Our respective spouses simply talked with each other, and occasionally with us. My friend’s husband asked me, “Do you ever take a break from your iPhone?” Before I could answer with some snarky response, my husband chimed in and said, “No. She’s addicted to Apple products.” I never thought about that but as I surveyed the restaurant that night it was easy to find plenty of couples engaged in as much iPhone usage as dinner conversation. Are some of us truly addicted to Apple’s products? Or, are we merely a class of discriminating users intent on getting the most from our Apple products?
And The Winner Is?
Honestly, I don’t have a good, satisfying answer to either question. Addiction seems so severe and gives me frightful images of meth addicts, alcoholics, followers of WWE, or those who binge watch The Walking Dead (or Republican debates; there are similarities).
Addictions should be considered a serious affliction, right?
the fact or condition of being addicted to a particular substance, thing, or activity.
“he committed the theft to finance his drug addiction”
synonyms: dependency, dependence, habit, problem
“his heroin addiction”
devotion to, dedication to, obsession with, infatuation with, passion for, love of, mania for, enslavement to
“a slavish addiction to fashion“
Alright, we’ve spanned the gamut here. From heroin addiction to fashion addiction (guilty) but not one mention of an iPhone addiction. Still, all one has to do is to walk through any metropolitan downtown area or a shopping mall, day or night, and you’ll see hundreds of people walking zombie-like, hunched over their smartphones, mostly oblivious to the humanity that surrounds them.
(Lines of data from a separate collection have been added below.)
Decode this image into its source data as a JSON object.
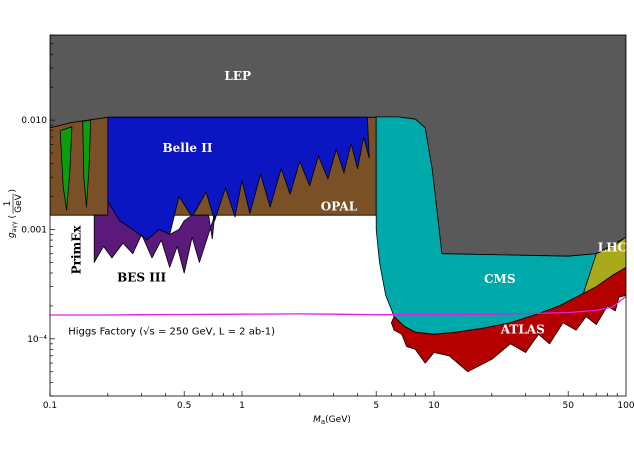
{
  "chart_data": {
    "type": "area",
    "title": "",
    "xlabel": "M_a (GeV)",
    "xlabel_main": "M",
    "xlabel_sub": "a",
    "xlabel_unit": "(GeV)",
    "ylabel_main": "g",
    "ylabel_sub": "aγγ",
    "ylabel_frac_num": "1",
    "ylabel_frac_den": "GeV",
    "x_scale": "log",
    "y_scale": "log",
    "xlim": [
      0.1,
      100
    ],
    "ylim": [
      3e-05,
      0.06
    ],
    "grid": false,
    "x_ticks": [
      {
        "value": 0.1,
        "label": "0.1"
      },
      {
        "value": 0.5,
        "label": "0.5"
      },
      {
        "value": 1,
        "label": "1"
      },
      {
        "value": 5,
        "label": "5"
      },
      {
        "value": 10,
        "label": "10"
      },
      {
        "value": 50,
        "label": "50"
      },
      {
        "value": 100,
        "label": "100"
      }
    ],
    "y_ticks": [
      {
        "value": 0.01,
        "label": "0.010"
      },
      {
        "value": 0.001,
        "label": "0.001"
      },
      {
        "value": 0.0001,
        "label": "10⁻⁴"
      }
    ],
    "regions": [
      {
        "name": "LEP",
        "color": "#595959",
        "boundary": [
          [
            0.1,
            0.0085
          ],
          [
            0.13,
            0.0095
          ],
          [
            0.2,
            0.0106
          ],
          [
            0.5,
            0.0106
          ],
          [
            1,
            0.0106
          ],
          [
            2,
            0.0106
          ],
          [
            4.9,
            0.0106
          ],
          [
            5,
            0.0107
          ],
          [
            6.5,
            0.0107
          ],
          [
            8,
            0.0102
          ],
          [
            9,
            0.0085
          ],
          [
            9.8,
            0.0035
          ],
          [
            11,
            0.0006
          ],
          [
            30,
            0.00058
          ],
          [
            50,
            0.00057
          ],
          [
            70,
            0.0006
          ],
          [
            85,
            0.0007
          ],
          [
            100,
            0.00085
          ]
        ]
      },
      {
        "name": "OPAL",
        "color": "#7a5127",
        "points": [
          [
            0.1,
            0.0085
          ],
          [
            0.13,
            0.0095
          ],
          [
            0.2,
            0.0106
          ],
          [
            5,
            0.0106
          ],
          [
            5,
            0.00135
          ],
          [
            0.1,
            0.00135
          ]
        ]
      },
      {
        "name": "PrimEx",
        "color": "#0a9e0a",
        "points": [
          [
            0.113,
            0.008
          ],
          [
            0.13,
            0.0087
          ],
          [
            0.127,
            0.0035
          ],
          [
            0.122,
            0.0015
          ],
          [
            0.117,
            0.0025
          ]
        ]
      },
      {
        "name": "PrimEx",
        "color": "#0a9e0a",
        "points": [
          [
            0.148,
            0.0097
          ],
          [
            0.163,
            0.01
          ],
          [
            0.16,
            0.004
          ],
          [
            0.155,
            0.0016
          ],
          [
            0.15,
            0.003
          ]
        ]
      },
      {
        "name": "Belle II",
        "color": "#0b15c2",
        "points": [
          [
            0.2,
            0.0106
          ],
          [
            4.5,
            0.0106
          ],
          [
            4.6,
            0.0045
          ],
          [
            4.3,
            0.007
          ],
          [
            4.0,
            0.0036
          ],
          [
            3.7,
            0.0061
          ],
          [
            3.4,
            0.0033
          ],
          [
            3.1,
            0.0054
          ],
          [
            2.8,
            0.0029
          ],
          [
            2.5,
            0.0047
          ],
          [
            2.25,
            0.0025
          ],
          [
            2.0,
            0.0042
          ],
          [
            1.78,
            0.0021
          ],
          [
            1.6,
            0.0036
          ],
          [
            1.4,
            0.0016
          ],
          [
            1.25,
            0.0032
          ],
          [
            1.1,
            0.0014
          ],
          [
            1.0,
            0.0028
          ],
          [
            0.92,
            0.0013
          ],
          [
            0.82,
            0.0024
          ],
          [
            0.72,
            0.0012
          ],
          [
            0.65,
            0.0022
          ],
          [
            0.55,
            0.0013
          ],
          [
            0.47,
            0.002
          ],
          [
            0.42,
            0.0009
          ],
          [
            0.37,
            0.001
          ],
          [
            0.32,
            0.0008
          ],
          [
            0.27,
            0.001
          ],
          [
            0.23,
            0.0012
          ],
          [
            0.2,
            0.0018
          ]
        ]
      },
      {
        "name": "BES III",
        "color": "#5b1a7a",
        "points": [
          [
            0.17,
            0.00135
          ],
          [
            0.2,
            0.00135
          ],
          [
            0.2,
            0.0018
          ],
          [
            0.23,
            0.0012
          ],
          [
            0.27,
            0.001
          ],
          [
            0.32,
            0.0008
          ],
          [
            0.37,
            0.001
          ],
          [
            0.42,
            0.0009
          ],
          [
            0.47,
            0.001
          ],
          [
            0.5,
            0.0012
          ],
          [
            0.55,
            0.00135
          ],
          [
            0.6,
            0.00135
          ],
          [
            0.67,
            0.00135
          ],
          [
            0.7,
            0.00082
          ],
          [
            0.72,
            0.00135
          ],
          [
            0.6,
            0.0005
          ],
          [
            0.55,
            0.00085
          ],
          [
            0.5,
            0.0004
          ],
          [
            0.46,
            0.0007
          ],
          [
            0.42,
            0.00045
          ],
          [
            0.38,
            0.0008
          ],
          [
            0.34,
            0.00055
          ],
          [
            0.3,
            0.0009
          ],
          [
            0.27,
            0.0006
          ],
          [
            0.24,
            0.00075
          ],
          [
            0.21,
            0.00055
          ],
          [
            0.19,
            0.0007
          ],
          [
            0.17,
            0.0005
          ]
        ]
      },
      {
        "name": "CMS",
        "color": "#00a9a9",
        "boundary_top": [
          [
            5,
            0.0107
          ],
          [
            6.5,
            0.0107
          ],
          [
            8,
            0.0102
          ],
          [
            9,
            0.0085
          ],
          [
            9.8,
            0.0035
          ],
          [
            11,
            0.0006
          ],
          [
            30,
            0.00058
          ],
          [
            50,
            0.00057
          ],
          [
            70,
            0.0006
          ],
          [
            100,
            0.00085
          ]
        ],
        "boundary_bottom": [
          [
            100,
            0.00045
          ],
          [
            85,
            0.00038
          ],
          [
            70,
            0.0003
          ],
          [
            55,
            0.00024
          ],
          [
            45,
            0.0002
          ],
          [
            35,
            0.00017
          ],
          [
            25,
            0.00014
          ],
          [
            18,
            0.000125
          ],
          [
            13,
            0.000115
          ],
          [
            10,
            0.00011
          ],
          [
            8,
            0.000115
          ],
          [
            7,
            0.00013
          ],
          [
            6.2,
            0.00016
          ],
          [
            5.6,
            0.00025
          ],
          [
            5.2,
            0.0005
          ],
          [
            5,
            0.001
          ]
        ]
      },
      {
        "name": "ATLAS",
        "color": "#b50000",
        "points": [
          [
            6.2,
            0.00016
          ],
          [
            7,
            0.00013
          ],
          [
            8,
            0.000115
          ],
          [
            10,
            0.00011
          ],
          [
            13,
            0.000115
          ],
          [
            18,
            0.000125
          ],
          [
            25,
            0.00014
          ],
          [
            35,
            0.00017
          ],
          [
            45,
            0.0002
          ],
          [
            55,
            0.00024
          ],
          [
            70,
            0.0003
          ],
          [
            85,
            0.00038
          ],
          [
            100,
            0.00045
          ],
          [
            100,
            0.00025
          ],
          [
            92,
            0.00024
          ],
          [
            88,
            0.00018
          ],
          [
            80,
            0.0002
          ],
          [
            70,
            0.000135
          ],
          [
            62,
            0.00016
          ],
          [
            55,
            0.00012
          ],
          [
            47,
            0.00014
          ],
          [
            40,
            9e-05
          ],
          [
            35,
            0.00011
          ],
          [
            30,
            7.5e-05
          ],
          [
            25,
            9e-05
          ],
          [
            20,
            6.5e-05
          ],
          [
            15,
            5e-05
          ],
          [
            12,
            7e-05
          ],
          [
            10,
            7.5e-05
          ],
          [
            9,
            6e-05
          ],
          [
            8,
            8e-05
          ],
          [
            7.2,
            8.5e-05
          ],
          [
            6.8,
            0.00011
          ],
          [
            6.2,
            0.00012
          ],
          [
            6,
            0.00014
          ]
        ]
      },
      {
        "name": "LHC",
        "color": "#a8aa1c",
        "points": [
          [
            70,
            0.0006
          ],
          [
            85,
            0.0007
          ],
          [
            100,
            0.00085
          ],
          [
            100,
            0.00045
          ],
          [
            85,
            0.00038
          ],
          [
            70,
            0.0003
          ],
          [
            60,
            0.00026
          ]
        ]
      }
    ],
    "series": [
      {
        "name": "Higgs Factory (√s = 250 GeV, L = 2 ab-1)",
        "color": "#e020e0",
        "x": [
          0.1,
          0.2,
          0.3,
          0.5,
          1,
          2,
          3,
          5,
          10,
          20,
          30,
          50,
          70,
          85,
          100
        ],
        "values": [
          0.000165,
          0.000165,
          0.000166,
          0.000167,
          0.000168,
          0.000169,
          0.000168,
          0.000166,
          0.000166,
          0.000168,
          0.00017,
          0.000174,
          0.000182,
          0.000195,
          0.000245
        ]
      }
    ],
    "annotations": [
      {
        "text": "LEP",
        "x": 0.95,
        "y": 0.025,
        "color": "#ffffff"
      },
      {
        "text": "Belle II",
        "x": 0.52,
        "y": 0.0055,
        "color": "#ffffff"
      },
      {
        "text": "OPAL",
        "x": 3.2,
        "y": 0.0016,
        "color": "#ffffff"
      },
      {
        "text": "PrimEx",
        "x": 0.138,
        "y": 0.00065,
        "color": "#000000",
        "rotate": true
      },
      {
        "text": "BES III",
        "x": 0.3,
        "y": 0.00036,
        "color": "#000000"
      },
      {
        "text": "CMS",
        "x": 22,
        "y": 0.00035,
        "color": "#ffffff"
      },
      {
        "text": "ATLAS",
        "x": 29,
        "y": 0.00012,
        "color": "#ffffff"
      },
      {
        "text": "LHC",
        "x": 85,
        "y": 0.00068,
        "color": "#ffffff"
      },
      {
        "text": "Higgs Factory (√s = 250 GeV, L = 2 ab-1)",
        "x": 0.43,
        "y": 0.000117,
        "color": "#000000"
      }
    ]
  }
}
Apparently there is a line between overusing our favorite devices and actual addiction, but that line might vary person to person. Good. That means you’re addicted. I’m probably not addicted.
Apple This, Apple That
To carry this line of thought to another level, are we Apple Fan Folk™ addicted to all things Apple? That’s a serious question. Our condo is littered– by some standards; others would call it judicious and tasteful– with almost everything Apple makes. iMac, Mac Pro, MacBook, MacBook Pro, Apple TV, Watch, iPhone, iPad, Airport Time Capsule, iPods, a variety of cases and covers, a pair of Beats headphones, and more.
Is that adoration or addiction?
A night at home has both of us sitting in our respective Sheldon-like ‘spots’, TV blaring in the background, soaking up something from iPhone or iPad, or sitting nearby banging away on a Mac. Every. Single. Day.
Addictions have warning signs, including withdrawal. If you leave your iPhone or Mac at home and venture into the world with an empty pocket or backpack, do you become anxious, irritable, a bit uncomfortable? There are times when I do. Alerts and alarms, whether emanating from my devices or not, catch my ear and often turn my head. I’ve been in meetings when an iPhone ringtone sent a dozen people scouring their pockets and purses to track down the call. There have been times when I thought email might have broken or I messed up a setting because minutes had gone by without anything showing up on my iPhone or Mac’s Notification Center.
Is that a sign of addiction?
If so, who’s to blame? Let’s go with Apple first, then busy, connected lifestyle, then easy money, and third, well, I like to think I’m important so keeping in touch makes me feel important even though my connectedness probably irritates a lot of people who are also connected to me.
They’re the ones who are truly addicted. I’m merely an enabler.